According to the IMF, Iceland’s 2008 banking collapse made it into the history books as the largest finance-driven GDP decline ever, as our guest blogger Tyler Mordy pointed out earlier this week.
By refusing to engage in a futile attempt to prop up insolvent banks, the country has also shown the rest of Europe a way forward when it comes to dealing with the aftermath of a credit bubble. While the rest of Europe carries on turning private bank debts into sovereign obligations with limited or no public debate, Iceland’s voters have twice been offered the chance, via referenda, to use taxpayers’ money to refund foreign depositors in now defunct Icelandic savings institutions. They have voted no on both occasions.
Iceland’s boom and bust is shown graphically by the history of the OMXI15 index, which rose nearly six-fold during the noughties, reaching a peak of over 9,000 points in July 2007. From that high point it lost nearly all of its value, falling by 97 percent over the next year and a half.
By late 2008, the index’s three leading constituents from earlier that year, all banks—Kaupthing, Glitnir and Landsbanki—had disappeared completely. In fact nine of the 15 stocks used to make up the equity benchmark in early 2008 were gone from the index a year later.
When Nasdaq OMX, owner of the Reykjavik stock exchange, tried to put together a constituent list for the OMXI15 for the first half of 2009, it couldn’t even find 15 suitable local stocks to include, and had to settle on 12.
Given the index’s traumatic history, it’s no surprise that the exchange gave up on the OMXI15 completely in 2009 and replaced it with a smaller, six-stock benchmark, the OMXI6, which currently includes two airlines, an oil company, a food processor, a manufacturer of orthopaedics and only one bank. With Nasdaq OMX planning its first Reykjavik listing in three years this summer, there may soon be a larger list of constituents for the index compilers to choose from.
But are there any broader lessons for index investors from Iceland’s financial collapse?

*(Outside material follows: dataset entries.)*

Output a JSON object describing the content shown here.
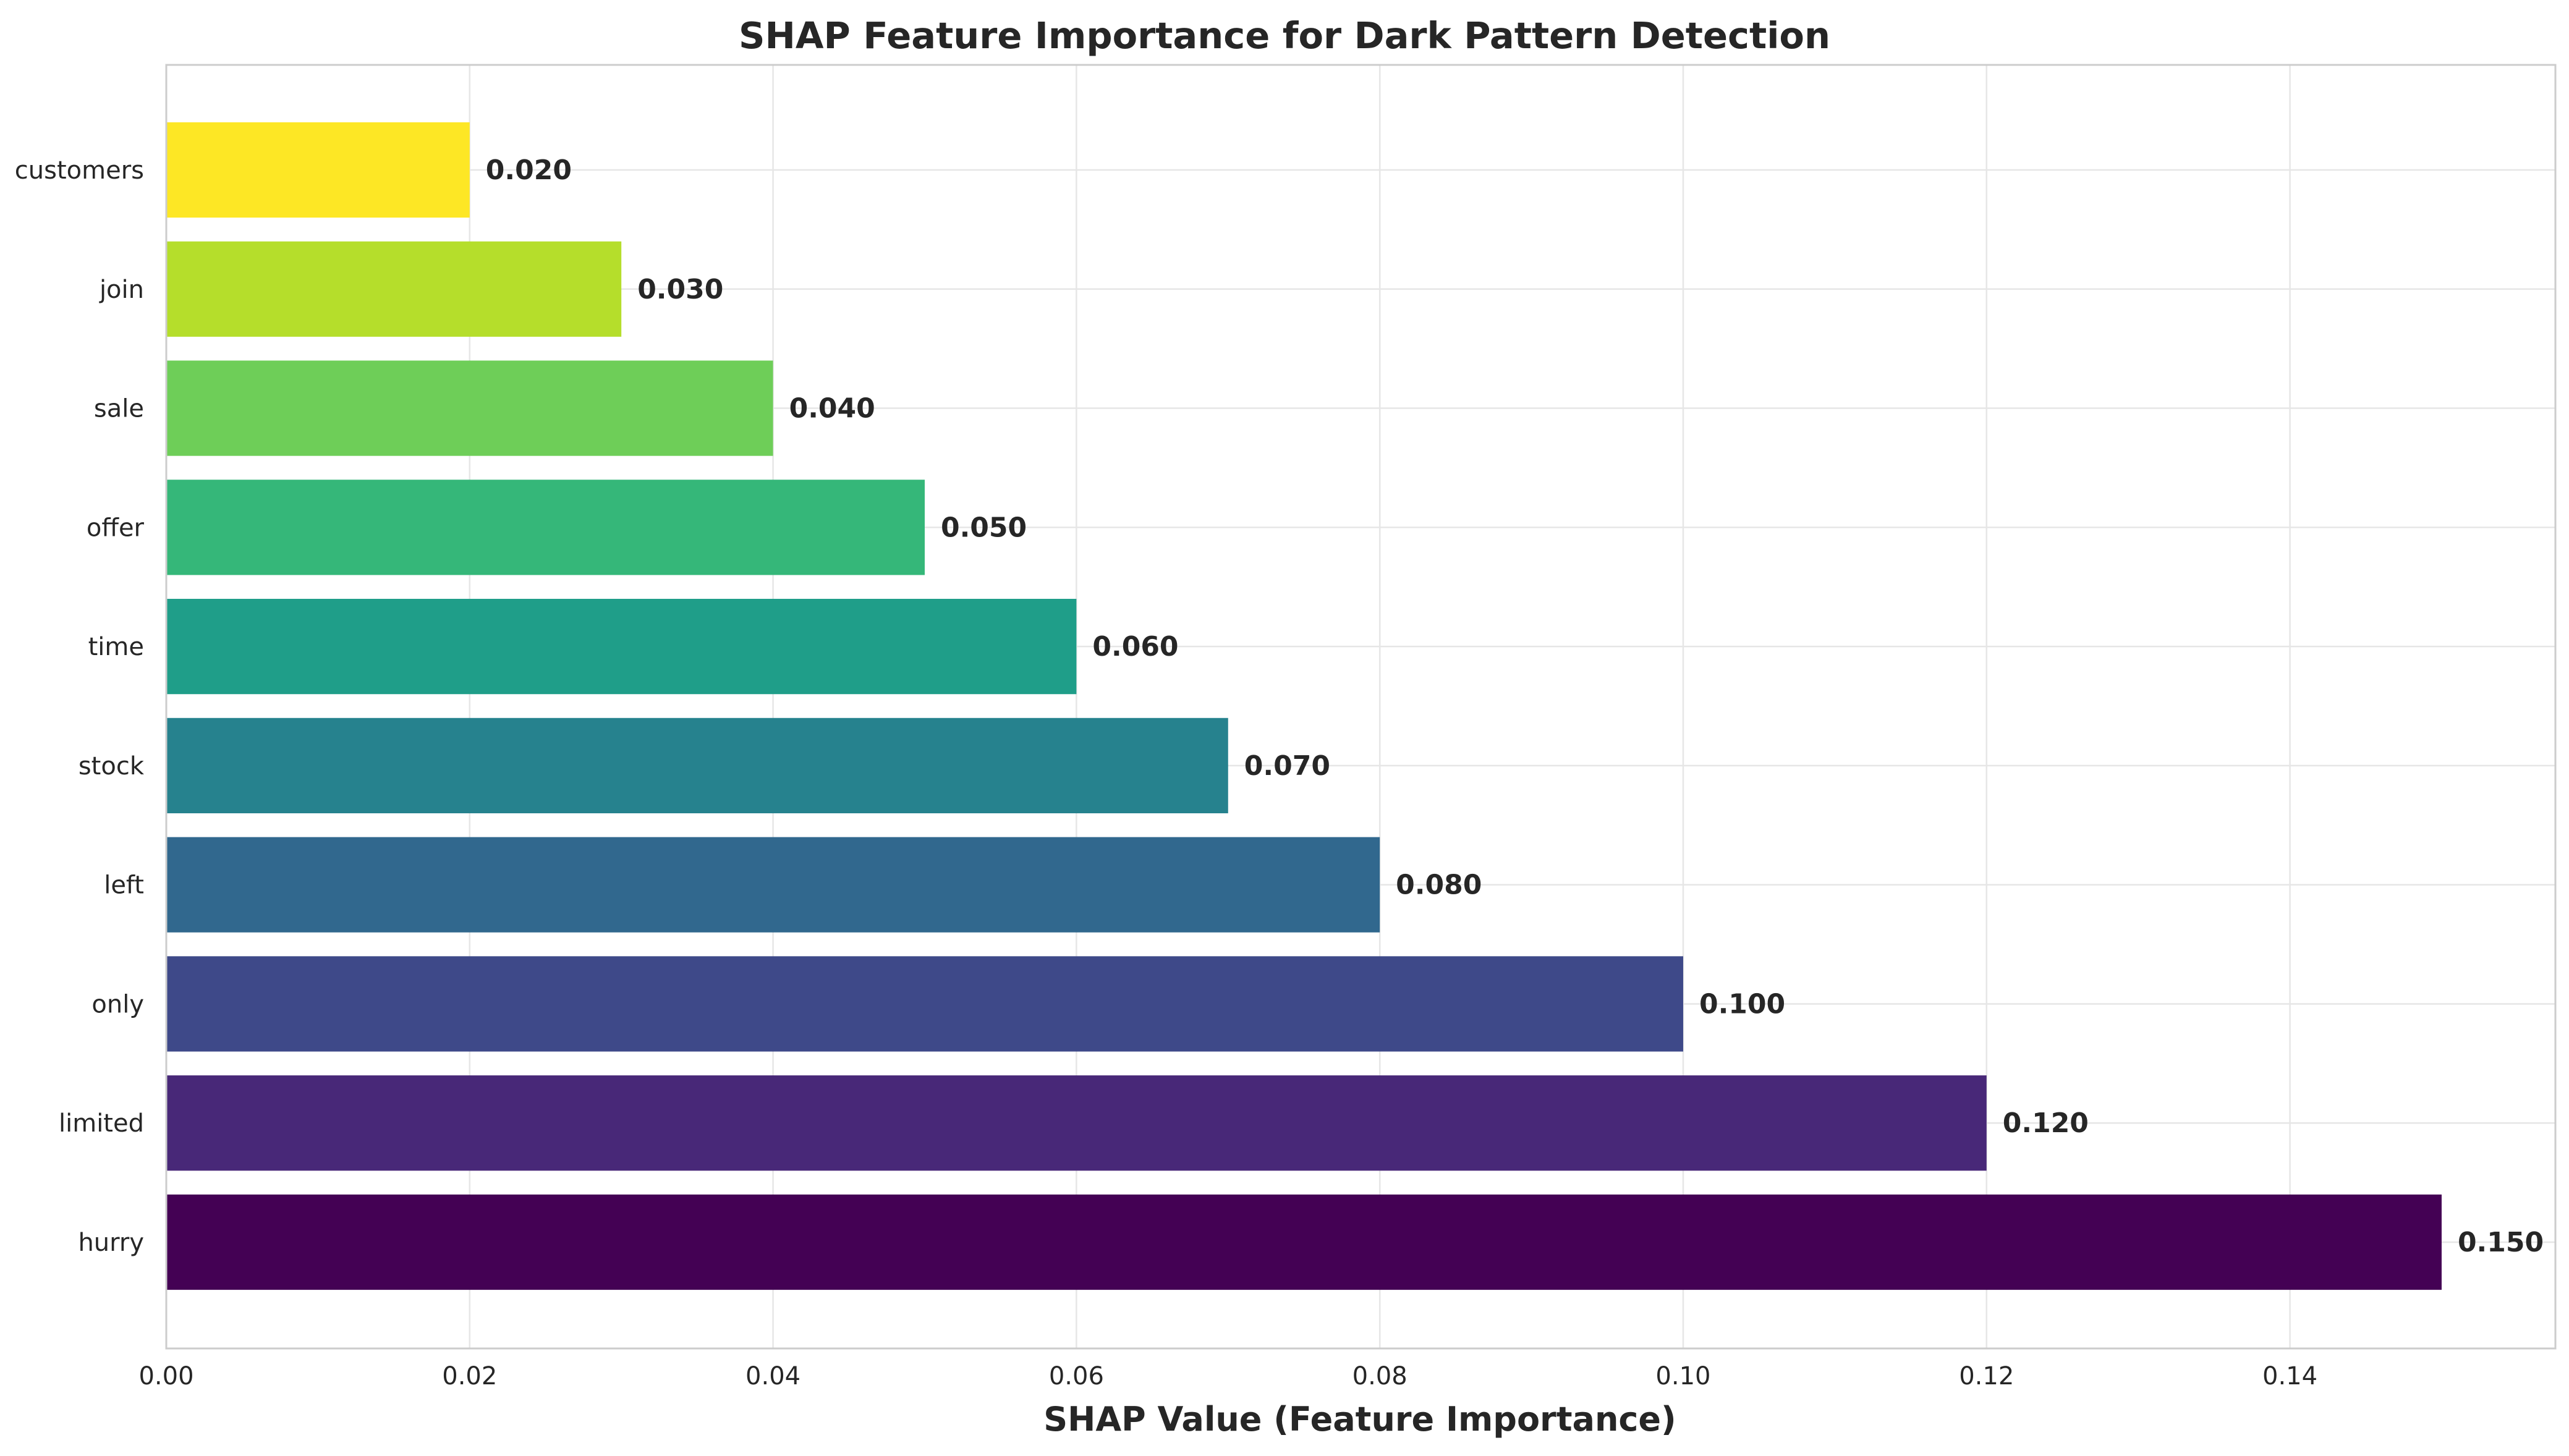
{
  "chart_data": {
    "type": "bar",
    "orientation": "horizontal",
    "title": "SHAP Feature Importance for Dark Pattern Detection",
    "xlabel": "SHAP Value (Feature Importance)",
    "ylabel": "",
    "categories": [
      "hurry",
      "limited",
      "only",
      "left",
      "stock",
      "time",
      "offer",
      "sale",
      "join",
      "customers"
    ],
    "values": [
      0.15,
      0.12,
      0.1,
      0.08,
      0.07,
      0.06,
      0.05,
      0.04,
      0.03,
      0.02
    ],
    "value_labels": [
      "0.150",
      "0.120",
      "0.100",
      "0.080",
      "0.070",
      "0.060",
      "0.050",
      "0.040",
      "0.030",
      "0.020"
    ],
    "colors": [
      "#440154",
      "#482878",
      "#3e4989",
      "#31688e",
      "#26828e",
      "#1f9e89",
      "#35b779",
      "#6ece58",
      "#b5de2b",
      "#fde725"
    ],
    "xlim": [
      0,
      0.1575
    ],
    "xticks": [
      0.0,
      0.02,
      0.04,
      0.06,
      0.08,
      0.1,
      0.12,
      0.14
    ],
    "xtick_labels": [
      "0.00",
      "0.02",
      "0.04",
      "0.06",
      "0.08",
      "0.10",
      "0.12",
      "0.14"
    ],
    "grid": true,
    "legend": "none"
  }
}
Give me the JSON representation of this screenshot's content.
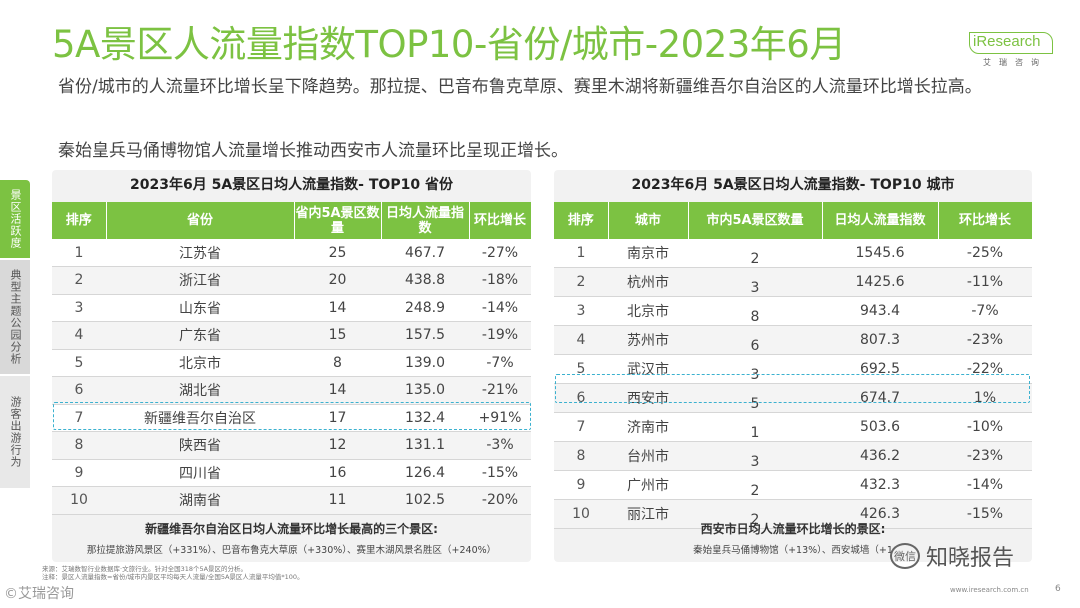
{
  "title": "5A景区人流量指数TOP10-省份/城市-2023年6月",
  "logo": {
    "brand": "iResearch",
    "cn": "艾瑞咨询"
  },
  "subtitle1": "省份/城市的人流量环比增长呈下降趋势。那拉提、巴音布鲁克草原、赛里木湖将新疆维吾尔自治区的人流量环比增长拉高。",
  "subtitle2": "秦始皇兵马俑博物馆人流量增长推动西安市人流量环比呈现正增长。",
  "sidebar": [
    "景区活跃度",
    "典型主题公园分析",
    "游客出游行为"
  ],
  "left": {
    "title": "2023年6月 5A景区日均人流量指数- TOP10 省份",
    "headers": [
      "排序",
      "省份",
      "省内5A景区数量",
      "日均人流量指数",
      "环比增长"
    ],
    "rows": [
      [
        "1",
        "江苏省",
        "25",
        "467.7",
        "-27%"
      ],
      [
        "2",
        "浙江省",
        "20",
        "438.8",
        "-18%"
      ],
      [
        "3",
        "山东省",
        "14",
        "248.9",
        "-14%"
      ],
      [
        "4",
        "广东省",
        "15",
        "157.5",
        "-19%"
      ],
      [
        "5",
        "北京市",
        "8",
        "139.0",
        "-7%"
      ],
      [
        "6",
        "湖北省",
        "14",
        "135.0",
        "-21%"
      ],
      [
        "7",
        "新疆维吾尔自治区",
        "17",
        "132.4",
        "+91%"
      ],
      [
        "8",
        "陕西省",
        "12",
        "131.1",
        "-3%"
      ],
      [
        "9",
        "四川省",
        "16",
        "126.4",
        "-15%"
      ],
      [
        "10",
        "湖南省",
        "11",
        "102.5",
        "-20%"
      ]
    ],
    "foot_title": "新疆维吾尔自治区日均人流量环比增长最高的三个景区:",
    "foot_body": "那拉提旅游风景区（+331%）、巴音布鲁克大草原（+330%）、赛里木湖风景名胜区（+240%）"
  },
  "right": {
    "title": "2023年6月 5A景区日均人流量指数- TOP10 城市",
    "headers": [
      "排序",
      "城市",
      "市内5A景区数量",
      "日均人流量指数",
      "环比增长"
    ],
    "rows": [
      [
        "1",
        "南京市",
        "2",
        "1545.6",
        "-25%"
      ],
      [
        "2",
        "杭州市",
        "3",
        "1425.6",
        "-11%"
      ],
      [
        "3",
        "北京市",
        "8",
        "943.4",
        "-7%"
      ],
      [
        "4",
        "苏州市",
        "6",
        "807.3",
        "-23%"
      ],
      [
        "5",
        "武汉市",
        "3",
        "692.5",
        "-22%"
      ],
      [
        "6",
        "西安市",
        "5",
        "674.7",
        "1%"
      ],
      [
        "7",
        "济南市",
        "1",
        "503.6",
        "-10%"
      ],
      [
        "8",
        "台州市",
        "3",
        "436.2",
        "-23%"
      ],
      [
        "9",
        "广州市",
        "2",
        "432.3",
        "-14%"
      ],
      [
        "10",
        "丽江市",
        "2",
        "426.3",
        "-15%"
      ]
    ],
    "foot_title": "西安市日均人流量环比增长的景区:",
    "foot_body": "秦始皇兵马俑博物馆（+13%）、西安城墙（+1"
  },
  "source": "来源：艾瑞数智行业数据库·文旅行业。针对全国318个5A景区的分析。\n注释：景区人流量指数=省份/城市内景区平均每天人流量/全国5A景区人流量平均值*100。",
  "corner_text": "©艾瑞咨询",
  "wechat": {
    "icon": "微信",
    "name": "知晓报告"
  },
  "site": "www.iresearch.com.cn",
  "page_no": "6"
}
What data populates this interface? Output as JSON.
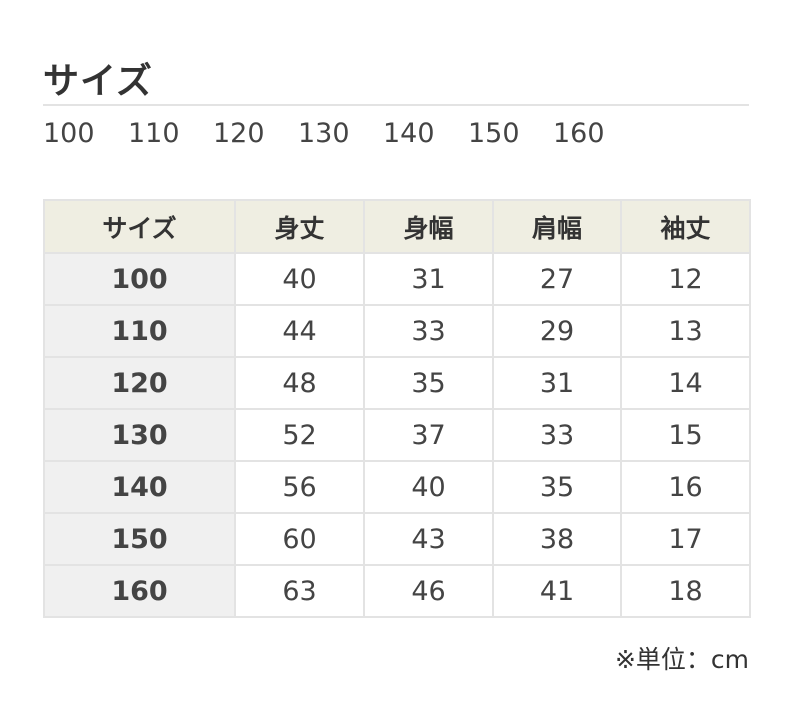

First, as many have pointed out, capitalisation-weighting during market bubbles lands you with exposure to the sector that is most prone to a bust. Although Iceland was an extreme example, 89 percent of the main stock market index was in financial stocks in early 2008.
Second, liquidity screening and free float adjustments don’t provide much protection. Screening stocks for liquidity prior to ranking them by market capitalisation is a commonly used way of constructing indices for investment purposes, but in Iceland’s case the most traded stocks were also the most bubbled-up prior to the collapse. Large (50 percent-plus) free float adjustments to the top four stocks in the index in early 2008 (a result of Iceland’s complex web of company cross-holdings) still left you with a cumulative 75 percent exposure to those names.
Third, approaching investing via country indices is simply a bad idea. If you thought a couple of years ago that by using Iceland’s main stock market benchmark you’d be accessing the country’s primary economic sectors of fishing, geothermal energy and mining, you’d have been completely wrong.
We’ve written before about how national benchmarks may be far from representing domestic industries, with the FTSE 100 a good example. The compilers aren’t going to stop promoting such brand name country indices. It’s puzzling, though, that so much money in the European ETF market is still invested in funds tracking them.